堀さん: 「Fくんはやさしいですねえ。同じ四年で転入してきたAくん、けっこうホームシックがきつくて、授業が終わって寮に帰るときになると、しくしく泣くんですよ。Fくん、なにも言わずに、ずっとそばにいてあげてるんですよ。」


私: 「え〜、そうなんですか。あの子、私にはそんな話し、何もしませんから。」


堀さん: 「そりゃそうですよ。男同士のことですからね。」


うれしかったなあ。これだけでなく、Fのすてきなところをいっぱい見つけて話してくれるきのくにの大人。私がすべてを知らなくても、息子はやさしい大人たちに囲まれて、成長している。

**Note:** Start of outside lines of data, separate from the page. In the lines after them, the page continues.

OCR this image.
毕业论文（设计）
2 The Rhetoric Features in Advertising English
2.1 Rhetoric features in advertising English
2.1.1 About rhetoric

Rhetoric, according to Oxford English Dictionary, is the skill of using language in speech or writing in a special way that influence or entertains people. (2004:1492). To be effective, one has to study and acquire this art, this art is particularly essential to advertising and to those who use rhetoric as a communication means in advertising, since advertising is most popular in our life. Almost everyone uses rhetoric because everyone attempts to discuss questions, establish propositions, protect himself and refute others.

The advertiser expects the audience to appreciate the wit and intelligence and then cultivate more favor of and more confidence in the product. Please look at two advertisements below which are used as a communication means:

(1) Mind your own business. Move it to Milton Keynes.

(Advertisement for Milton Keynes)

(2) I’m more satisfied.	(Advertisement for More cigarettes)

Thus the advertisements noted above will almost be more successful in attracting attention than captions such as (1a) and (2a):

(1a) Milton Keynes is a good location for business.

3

小学三年生まで過ごした地元の小学校では、もちろん一緒に暮らしていたわけで、きのくにでの寮生活よりも、ずっと一緒にいる時間は長かったはず。

でも、どれだけ彼のことをわかっていただろう。どれだけ彼のよさに気づいていただろう。


地元の小学校にいたときには、三年生になって担任が変わってから、朝、ときどき「お腹が痛い」と言うようになった。私は、ほんとうに病気でお腹が痛いんだと思っていた。

一学期も過ぎてから、クラスの子がこの先生に殴られ、「出て行け」と言われて、ほんとうに学校の外に出て行ってしまい、一日行方不明になった事件があった。それで初めて、暴力教師であったことを知った。


あの頃、毎日顔を合わせて、いったいどんな会話をしていただろう。


二人の息子のことを、今も、「わかっている」「知っている」とは言えないかもしれない。


でも、短いけれど、心の触れ合う会話をしている、という実感はある。


Nは1〜2ヶ月に一度の帰宅だけれど、一緒に料理をしながら、ご飯を食べながら、「あ、そういえばな・・」と、学校でのできごとを話してくれる。


私もNがいなかった間、どんなことをしていたか、今、なにを頑張っているか、などを話す。

つらいことがあったときには、話しながら泣いてしまうこともある。

そんなとき、息子たちはそれぞれの表現で、私を慰め、励ましてくれる。


きっとNも、学校でつらいことにも遭遇しているはず。悩んでいることもあるはず。


でも、私には、言わないんだろうなあ。


「あのときはな・・・」なんて、過去のことを話してくれることはあるけど。


子の心、親知らず。


謙虚に、親、やらせてもらいます。